The novel “Transcendence” by Charles Sheffield was published for the first time in 1992. It’s the third book of the Heritage universe and is the sequel to “Divengence” It’s also part of the omnibus titled “Transvergence”.
The fierce Zardalu are back but no one believes it. Not even the testimony of a respected scientist such as Darya Lang, that of a Councilor and that of an android who can’t lie, are not considered. They need to find hard evidence so the heterogeneous group who stumbled into a group of Zardalu in stasis intends to find out where they ended up.
Nobody ever knew the location of Genizee, the Zardalu homeworld, and over the millennia passed since they were considered extinct no one found it. But no one had as much information as the group that met them and thanks to the new data they locate the area of space where to find the planet. The problem is that it’s a large space-time anomaly.
“Divergence” ended with the discovery by the protagonists that the terrible Zardalu were not extinct. Even worse, some of them were free again with who knows what consequences. Several millennia have passed since various species of Zardalu slaves had rebelled and thought they exterminated them.
In “Transcendence”, the unlikely group of humans and aliens together with the android E.C. Tally tries to locate the Zardalu home planet to find evidence that they are back.

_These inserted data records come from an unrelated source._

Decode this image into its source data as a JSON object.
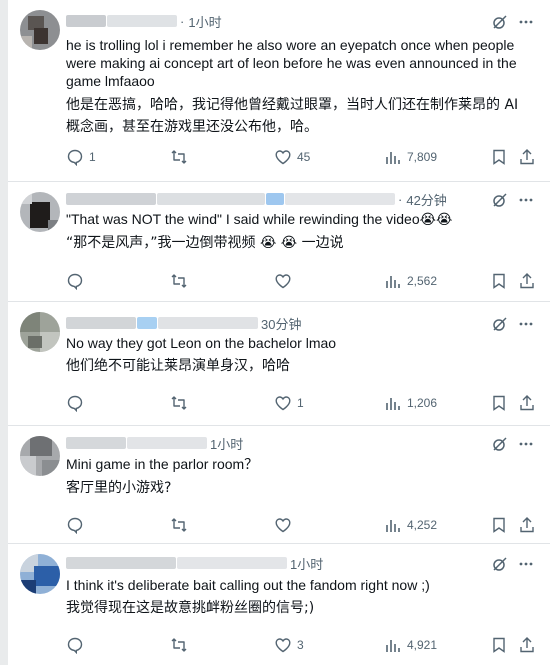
{
  "replies": [
    {
      "time": "1小时",
      "text": "he is trolling lol i remember he also wore an eyepatch once when people were making ai concept art of leon before he was even announced in the game lmfaaoo",
      "translation": "他是在恶搞，哈哈，我记得他曾经戴过眼罩，当时人们还在制作莱昂的 AI 概念画，甚至在游戏里还没公布他，哈。",
      "replies_count": "1",
      "retweets_count": "",
      "likes_count": "45",
      "views_count": "7,809"
    },
    {
      "time": "42分钟",
      "text": "\"That was NOT the wind\" I said while rewinding the video😭😭",
      "translation": "“那不是风声，”我一边倒带视频 😭 😭 一边说",
      "replies_count": "",
      "retweets_count": "",
      "likes_count": "",
      "views_count": "2,562"
    },
    {
      "time": "30分钟",
      "text": "No way they got Leon on the bachelor lmao",
      "translation": "他们绝不可能让莱昂演单身汉，哈哈",
      "replies_count": "",
      "retweets_count": "",
      "likes_count": "1",
      "views_count": "1,206"
    },
    {
      "time": "1小时",
      "text": "Mini game in the parlor room？",
      "translation": "客厅里的小游戏?",
      "replies_count": "",
      "retweets_count": "",
      "likes_count": "",
      "views_count": "4,252"
    },
    {
      "time": "1小时",
      "text": "I think it's deliberate bait calling out the fandom right now ;)",
      "translation": "我觉得现在这是故意挑衅粉丝圈的信号;)",
      "replies_count": "",
      "retweets_count": "",
      "likes_count": "3",
      "views_count": "4,921"
    }
  ],
  "icons": {
    "top": [
      "grok-icon",
      "more-icon"
    ],
    "actions": [
      "reply-icon",
      "retweet-icon",
      "like-icon",
      "views-icon",
      "bookmark-icon",
      "share-icon"
    ]
  },
  "colors": {
    "text": "#0f1419",
    "secondary": "#536471",
    "divider": "#e1e4e7"
  }
}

Charles Sheffield doesn’t tell the attempt of the protagonists to warn of the impending danger but skips ahead to the time when they decide to act on their own after their claims have been considered preposterous.

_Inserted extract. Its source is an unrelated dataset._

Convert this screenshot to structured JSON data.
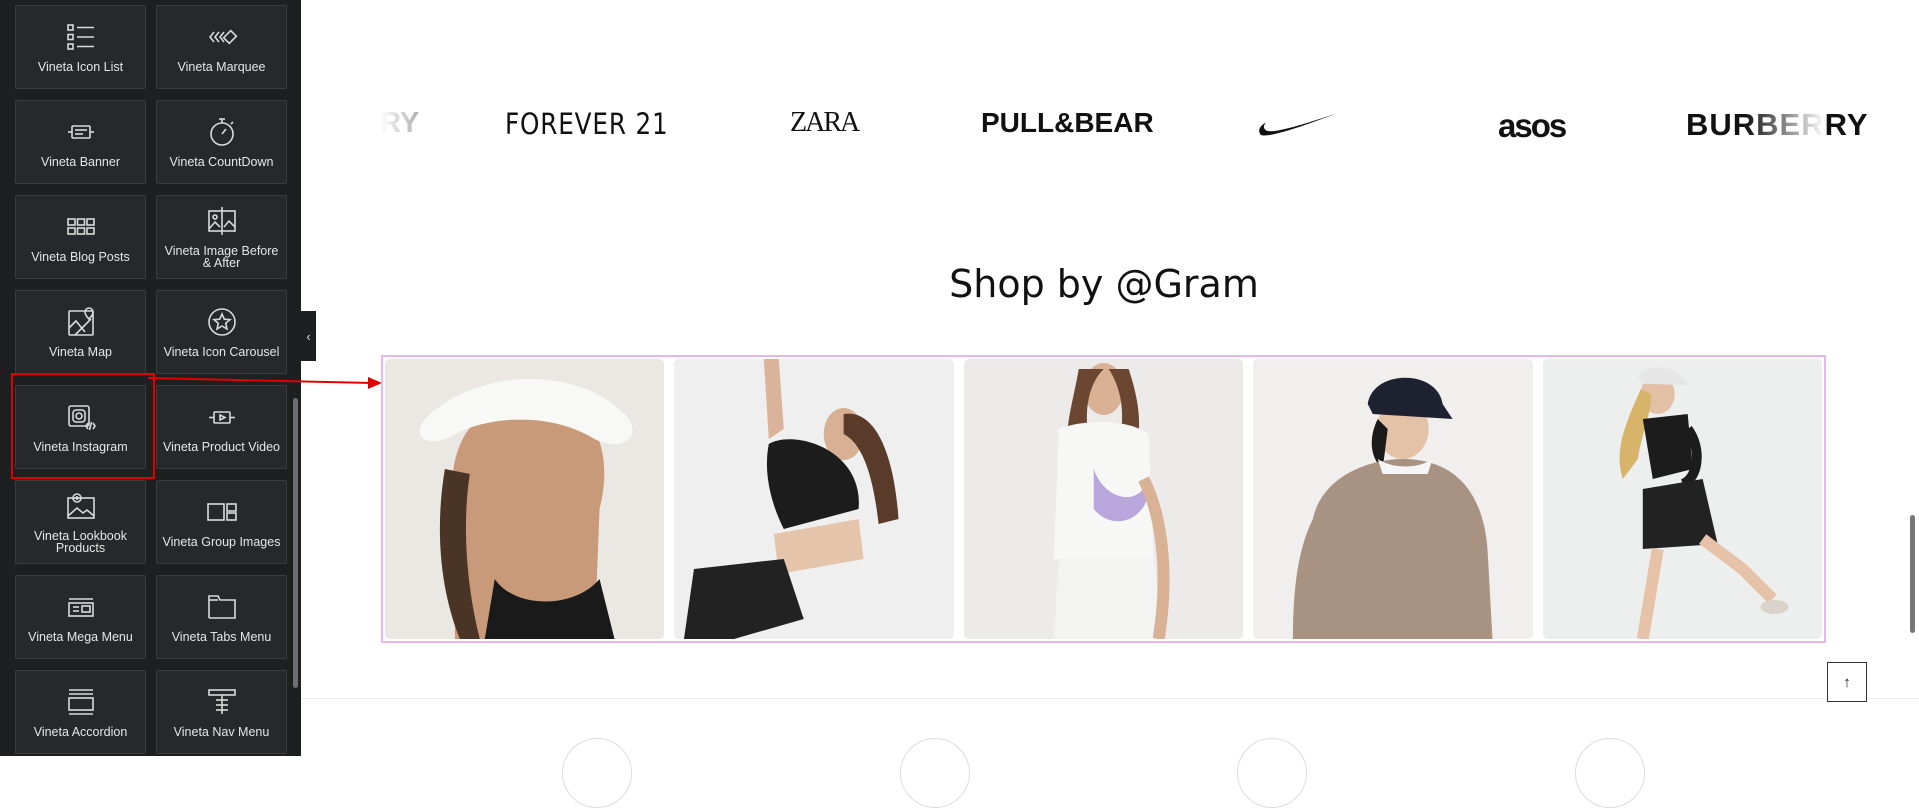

Another event only hinted afterwards is the change that occurred in one of the protagonists, Julius Graves. To have additional memories, he was implanted two more cerebral hemispheres but they had developed their own independent personality, so much that it called himself Steven. Julius and Steven integrated into a single personality, who calls himself Julian.
At the beginning of “Transcendence” Charles Sheffield gives us an update on these developments via the novel’s protagonists but soon the action ended in “Divengence” resumes. Putting together the information gathered in their previous adventure, they manage to find the area of space where to find Genizee, the Zardalu home planet.

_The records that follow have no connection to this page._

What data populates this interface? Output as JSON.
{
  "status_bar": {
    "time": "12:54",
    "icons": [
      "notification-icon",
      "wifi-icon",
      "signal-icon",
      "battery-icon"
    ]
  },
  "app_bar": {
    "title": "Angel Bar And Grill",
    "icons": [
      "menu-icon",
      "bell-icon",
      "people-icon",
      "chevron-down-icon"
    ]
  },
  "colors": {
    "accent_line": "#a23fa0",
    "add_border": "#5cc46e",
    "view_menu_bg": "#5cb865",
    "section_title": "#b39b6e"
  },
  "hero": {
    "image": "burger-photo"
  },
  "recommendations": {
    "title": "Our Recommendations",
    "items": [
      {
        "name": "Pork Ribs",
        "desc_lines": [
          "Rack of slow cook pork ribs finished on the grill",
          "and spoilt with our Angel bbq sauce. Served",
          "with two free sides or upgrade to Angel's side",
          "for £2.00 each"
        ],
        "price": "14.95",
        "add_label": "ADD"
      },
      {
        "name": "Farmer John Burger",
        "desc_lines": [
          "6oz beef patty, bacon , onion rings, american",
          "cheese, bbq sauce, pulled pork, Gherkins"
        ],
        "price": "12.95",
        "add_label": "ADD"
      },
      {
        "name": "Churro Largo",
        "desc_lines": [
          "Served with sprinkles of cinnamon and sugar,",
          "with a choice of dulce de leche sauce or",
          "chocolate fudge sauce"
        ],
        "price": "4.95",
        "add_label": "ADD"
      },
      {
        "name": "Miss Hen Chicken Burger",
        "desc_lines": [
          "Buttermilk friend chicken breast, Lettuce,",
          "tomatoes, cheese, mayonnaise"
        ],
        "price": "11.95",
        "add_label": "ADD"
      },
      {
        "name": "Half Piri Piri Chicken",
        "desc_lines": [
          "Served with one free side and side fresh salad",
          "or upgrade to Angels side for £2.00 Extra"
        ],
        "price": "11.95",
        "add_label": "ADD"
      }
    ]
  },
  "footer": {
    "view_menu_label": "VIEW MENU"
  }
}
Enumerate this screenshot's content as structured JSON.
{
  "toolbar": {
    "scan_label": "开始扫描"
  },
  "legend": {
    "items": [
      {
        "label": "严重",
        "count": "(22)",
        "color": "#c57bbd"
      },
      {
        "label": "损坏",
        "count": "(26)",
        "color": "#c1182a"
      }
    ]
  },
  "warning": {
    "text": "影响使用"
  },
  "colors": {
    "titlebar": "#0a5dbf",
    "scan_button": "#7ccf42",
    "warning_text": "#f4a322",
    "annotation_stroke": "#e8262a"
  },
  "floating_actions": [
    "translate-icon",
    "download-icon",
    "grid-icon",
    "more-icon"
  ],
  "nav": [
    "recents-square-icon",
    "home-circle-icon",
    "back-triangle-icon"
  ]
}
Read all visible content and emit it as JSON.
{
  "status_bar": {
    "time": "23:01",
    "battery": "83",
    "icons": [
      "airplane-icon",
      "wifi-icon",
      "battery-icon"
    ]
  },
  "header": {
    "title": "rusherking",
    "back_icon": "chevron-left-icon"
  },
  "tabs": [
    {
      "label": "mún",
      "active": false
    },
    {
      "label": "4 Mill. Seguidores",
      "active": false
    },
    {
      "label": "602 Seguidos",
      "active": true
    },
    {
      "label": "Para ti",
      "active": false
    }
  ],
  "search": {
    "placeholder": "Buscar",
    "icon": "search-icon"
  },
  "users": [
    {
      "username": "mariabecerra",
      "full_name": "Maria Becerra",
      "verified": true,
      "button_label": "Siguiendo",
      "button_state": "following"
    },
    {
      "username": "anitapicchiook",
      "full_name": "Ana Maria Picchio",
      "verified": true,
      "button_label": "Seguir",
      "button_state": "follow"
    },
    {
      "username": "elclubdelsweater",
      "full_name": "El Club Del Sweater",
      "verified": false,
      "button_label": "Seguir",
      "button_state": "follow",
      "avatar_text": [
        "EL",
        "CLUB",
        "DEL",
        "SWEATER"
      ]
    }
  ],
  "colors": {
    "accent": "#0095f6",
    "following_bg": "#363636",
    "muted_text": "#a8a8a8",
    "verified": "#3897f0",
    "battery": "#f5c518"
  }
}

The new adventure of the protagonists is dangerous not only because they’ll have to deal with an absolutely ruthless species but also because they’ll have to travel in the region of space known as the Torvil Anfract. That’s a huge space anomaly where the laws of physics can suddenly change.
After these premises, “Transcendence” ends up being mostly the story of how the protagonists must face the Zardalu once again. There’s more action than in the previous novel because creatures who want to kill and / or eat them are a more immediate threat than a space anomaly.
The protagonists are forced to split and especially in the second part of “Transcendence” the action is sometimes a little chaotic. That’s inevitable because this is still a novel set in the Heritage universe and on Genizee the protagonists find more than they expected.
In the Torvil Anfract there are several forces at work and this has consequences. There’s bound to be a bit of fragmentation in the narrative of the events but if the reader pays some attention it’s not difficult to understand what’s happening. In the end, the protagonists get new answers but also some new questions.
For these reasons, in “Transcendence” the pace is generally quite high, faster than in “Divengence”. In this novel the development of the characters continues so for example Darya Lang is no longer the professor who can handle only a research through examining documents. Personally, however, I got soon bored by the constant Louis Nenda’s attempts to deny his interest in Darya but it’s a matter of taste.
Like the previous books of the Heritage series, “Transcendence” ends leaving various narrative threads open. If you liked the first two novels, I think you should really go on because this is their worthy sequel.